Gold nanorods were synthesized using a seedless protocol, as published by Ali et al. The specific recipe used is documented in Section 2.2 of the publication.⁶⁹ After synthesis, the nanorods were centrifuged at 15 000 rpm or 21 130 rcf (Eppendorf 5424R) for 15 min, after which the supernatant was removed and the nanorods were redispersed in water. This washing cycle was conducted a total of three times, before a fourth centrifugation cycle at 6000 rpm or 3381 rcf was used to better isolate nanorods from nanospheres, following the published procedure by Scaletti et al.⁷⁰ The final nanorod solution was once again centrifuged at 15 000 rpm or 21 130 rcf and concentrated to a final volume of approximately 50 μL. The resultant nanorods were deposited onto lacey carbon grids and imaged by TEM (JEOL 2100 Cryo TEM). A total of 344 nanorods were manually characterized from the resultant micrographs in MATLAB. Of these particles, 81% were counted as rods, defined as a particle with a length at least 25% greater than its width. The remaining 19% of particles were counted as spheres. The rods measured were 6.6 ± 0.1 nm in diameter and 20 ± 0.6 nm in length. The rod and sphere size distribution histograms can be seen in Figure S6. The total concentration of nanorods in solution was estimated to be 10 nM by inductively coupled plasma mass spectrometry (ICP-MS) analysis of an analogous nanorod solution. The final concentration was determined using metallic gold density, and the average nanoparticle volume that was seen in the micrographs, including both rods and spheres, assuming hemispherically capped cylinders.

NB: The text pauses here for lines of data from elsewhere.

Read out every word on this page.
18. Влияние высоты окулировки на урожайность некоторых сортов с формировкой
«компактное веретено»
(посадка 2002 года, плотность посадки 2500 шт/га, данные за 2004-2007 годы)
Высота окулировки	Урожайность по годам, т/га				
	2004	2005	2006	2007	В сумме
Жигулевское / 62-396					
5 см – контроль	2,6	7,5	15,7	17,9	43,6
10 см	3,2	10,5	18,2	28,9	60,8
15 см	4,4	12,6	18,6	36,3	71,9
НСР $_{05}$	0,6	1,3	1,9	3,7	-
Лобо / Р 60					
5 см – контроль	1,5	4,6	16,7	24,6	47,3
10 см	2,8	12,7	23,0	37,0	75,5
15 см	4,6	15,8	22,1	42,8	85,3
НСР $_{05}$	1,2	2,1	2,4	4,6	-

4.3. Bulk Lipid–Nanorod Sample Preparation.

Lipid chloroform solutions were pipetted into quartz capillaries and dried in a fume hood at ambient temperature for 2 days, before being transferred to a vacuum chamber for an additional 1 day of vacuum drying. After drying, 10 μL of Millipore water or AuNR solution was pipetted into the capillaries for hydration to achieve a final lipid concentration of 500 mM. Samples were then flame-sealed and epoxysealed to prevent evaporation and were incubated at 45 °C for 3 days to induce hydration and self-assembly. After incubation, samples were centrifuged (Thermo Fisher Sorvall ST16R) end-over-end at 3000 rpm or 1693 rcf three times in 2 min increments for a total of 12 min of centrifugation to ensure even hydration of the lipid cake. Samples were analyzed after resting for at least 1 d at ambient temperature.

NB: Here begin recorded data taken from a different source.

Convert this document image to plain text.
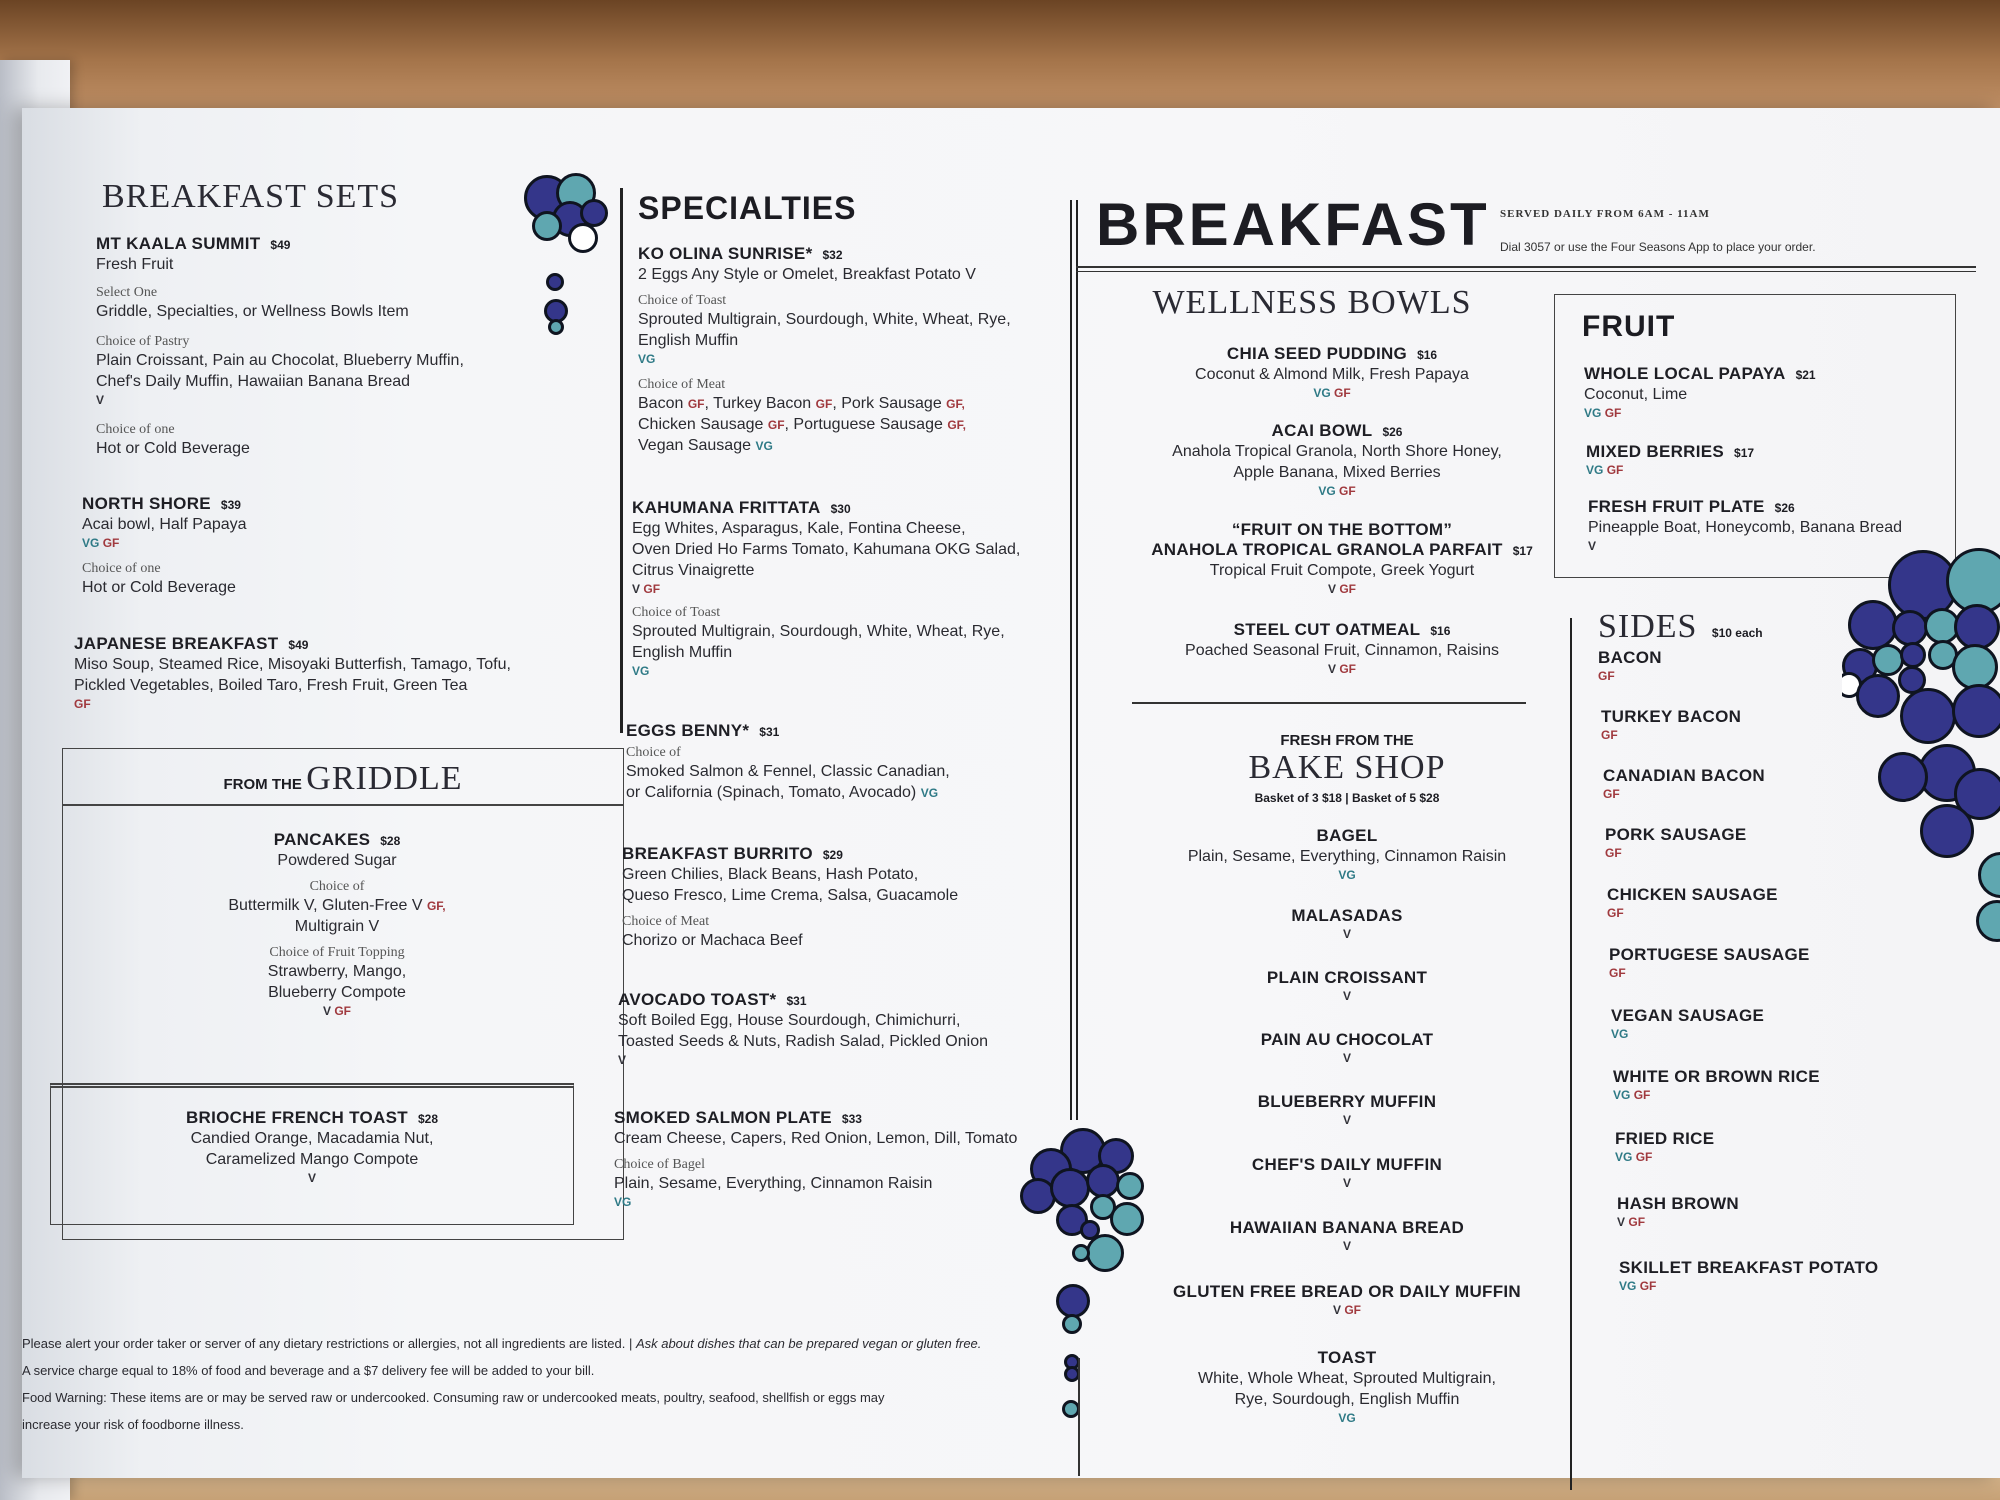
BREAKFAST SETS
MT KAALA SUMMIT $49
Fresh Fruit
Select One
Griddle, Specialties, or Wellness Bowls Item
Choice of Pastry
Plain Croissant, Pain au Chocolat, Blueberry Muffin,
Chef's Daily Muffin, Hawaiian Banana Bread
V
Choice of one
Hot or Cold Beverage
NORTH SHORE $39
Acai bowl, Half Papaya
VG GF
Choice of one
Hot or Cold Beverage
JAPANESE BREAKFAST $49
Miso Soup, Steamed Rice, Misoyaki Butterfish, Tamago, Tofu,
Pickled Vegetables, Boiled Taro, Fresh Fruit, Green Tea
GF
FROM THE GRIDDLE
PANCAKES $28
Powdered Sugar
Choice of
Buttermilk V, Gluten-Free V GF,
Multigrain V
Choice of Fruit Topping
Strawberry, Mango,
Blueberry Compote
V GF
BRIOCHE FRENCH TOAST $28
Candied Orange, Macadamia Nut,
Caramelized Mango Compote
V
SPECIALTIES
KO OLINA SUNRISE* $32
2 Eggs Any Style or Omelet, Breakfast Potato V
Choice of Toast
Sprouted Multigrain, Sourdough, White, Wheat, Rye,
English Muffin
VG
Choice of Meat
Bacon GF, Turkey Bacon GF, Pork Sausage GF,
Chicken Sausage GF, Portuguese Sausage GF,
Vegan Sausage VG
KAHUMANA FRITTATA $30
Egg Whites, Asparagus, Kale, Fontina Cheese,
Oven Dried Ho Farms Tomato, Kahumana OKG Salad,
Citrus Vinaigrette
V GF
Choice of Toast
Sprouted Multigrain, Sourdough, White, Wheat, Rye,
English Muffin
VG
EGGS BENNY* $31
Choice of
Smoked Salmon & Fennel, Classic Canadian,
or California (Spinach, Tomato, Avocado) VG
BREAKFAST BURRITO $29
Green Chilies, Black Beans, Hash Potato,
Queso Fresco, Lime Crema, Salsa, Guacamole
Choice of Meat
Chorizo or Machaca Beef
AVOCADO TOAST* $31
Soft Boiled Egg, House Sourdough, Chimichurri,
Toasted Seeds & Nuts, Radish Salad, Pickled Onion
V
SMOKED SALMON PLATE $33
Cream Cheese, Capers, Red Onion, Lemon, Dill, Tomato
Choice of Bagel
Plain, Sesame, Everything, Cinnamon Raisin
VG
BREAKFAST SERVED DAILY FROM 6AM - 11AM
Dial 3057 or use the Four Seasons App to place your order.
WELLNESS BOWLS
CHIA SEED PUDDING $16
Coconut & Almond Milk, Fresh Papaya
VG GF
ACAI BOWL $26
Anahola Tropical Granola, North Shore Honey,
Apple Banana, Mixed Berries
VG GF
“FRUIT ON THE BOTTOM”
ANAHOLA TROPICAL GRANOLA PARFAIT $17
Tropical Fruit Compote, Greek Yogurt
V GF
STEEL CUT OATMEAL $16
Poached Seasonal Fruit, Cinnamon, Raisins
V GF
FRESH FROM THE
BAKE SHOP
Basket of 3 $18 | Basket of 5 $28
BAGEL
Plain, Sesame, Everything, Cinnamon Raisin
VG
MALASADAS
V
PLAIN CROISSANT
V
PAIN AU CHOCOLAT
V
BLUEBERRY MUFFIN
V
CHEF'S DAILY MUFFIN
V
HAWAIIAN BANANA BREAD
V
GLUTEN FREE BREAD OR DAILY MUFFIN
V GF
TOAST
White, Whole Wheat, Sprouted Multigrain,
Rye, Sourdough, English Muffin
VG
FRUIT
WHOLE LOCAL PAPAYA $21
Coconut, Lime
VG GF
MIXED BERRIES $17
VG GF
FRESH FRUIT PLATE $26
Pineapple Boat, Honeycomb, Banana Bread
V
SIDES $10 each
BACON
GF
TURKEY BACON
GF
CANADIAN BACON
GF
PORK SAUSAGE
GF
CHICKEN SAUSAGE
GF
PORTUGESE SAUSAGE
GF
VEGAN SAUSAGE
VG
WHITE OR BROWN RICE
VG GF
FRIED RICE
VG GF
HASH BROWN
V GF
SKILLET BREAKFAST POTATO
VG GF
Please alert your order taker or server of any dietary restrictions or allergies, not all ingredients are listed. | Ask about dishes that can be prepared vegan or gluten free.
A service charge equal to 18% of food and beverage and a $7 delivery fee will be added to your bill.
Food Warning: These items are or may be served raw or undercooked. Consuming raw or undercooked meats, poultry, seafood, shellfish or eggs may
increase your risk of foodborne illness.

4.4. Small-Angle X-ray Scattering.

Hydrated ternary lipid systems with and without added gold nanorods were analyzed by Synchrotron SAXS at beamline 12-ID-B of the Advanced Photon Source at Argonne National Laboratory. This beamline has an average photon energy of 14 keV, along with a beam size of 300 μ m × 20 μ m (W × H). Data were acquired on a Pilatus 300K 20 Hz hybrid pixel detector (Dectris, Switzerland) and were radially integrated on-site using locally authored MATLAB software. For peak area comparisons, peaks were analyzed using the Peak Analyzer tool included in OriginPro 2019. Gaussian fits were conducted on the peaks, and backgrounds were hand-determined for each SAXS integration.

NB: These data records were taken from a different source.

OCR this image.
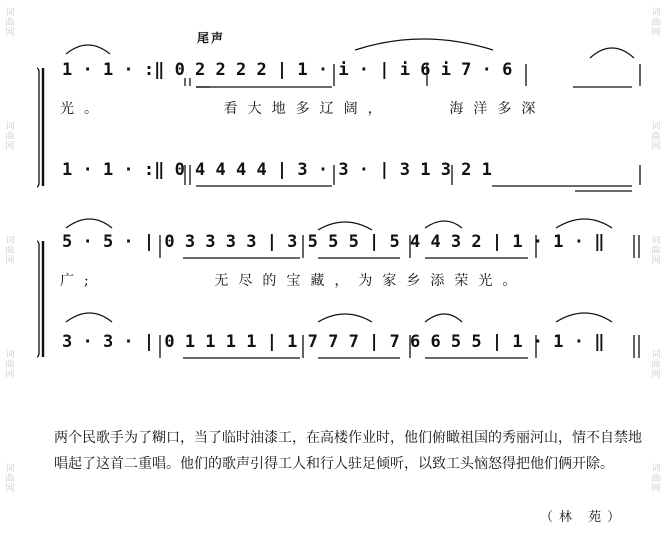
词
曲
网
词
曲
网
词
曲
网
词
曲
网
词
曲
网
词
曲
网
词
曲
网
词
曲
网
词
曲
网
词
曲
网
尾声
1 · 1 · :‖ 0 2 2 2 2 | 1 · i · | i 6 i 7 · 6
光。        看大地多辽阔，    海洋多深
1 · 1 · :‖ 0 4 4 4 4 | 3 · 3 · | 3 1 3 2 1
5 · 5 · | 0 3 3 3 3 | 3 5 5 5 | 5 4 4 3 2 | 1 · 1 · ‖
广;        无尽的宝藏，为家乡添荣光。
3 · 3 · | 0 1 1 1 1 | 1 7 7 7 | 7 6 6 5 5 | 1 · 1 · ‖

两个民歌手为了糊口，当了临时油漆工，在高楼作业时，他们俯瞰祖国的秀丽河山，情不自禁地唱起了这首二重唱。他们的歌声引得工人和行人驻足倾听，以致工头恼怒得把他们俩开除。

（林 苑）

4.5. Electron Density Reconstruction.

Le Bail refinement was performed using the JANA2006 crystallographic software to extract structure factor intensities. These intensities were then used as input to the charge-flipping algorithm of the SUPERFLIP software to compute the final electron density profiles. The maps were visualized and exported using the VESTA software. SUPERFLIP input files for profiles shown in this manuscript, as well as agreement parameters and other information, are included in a dedicated Supporting Information section.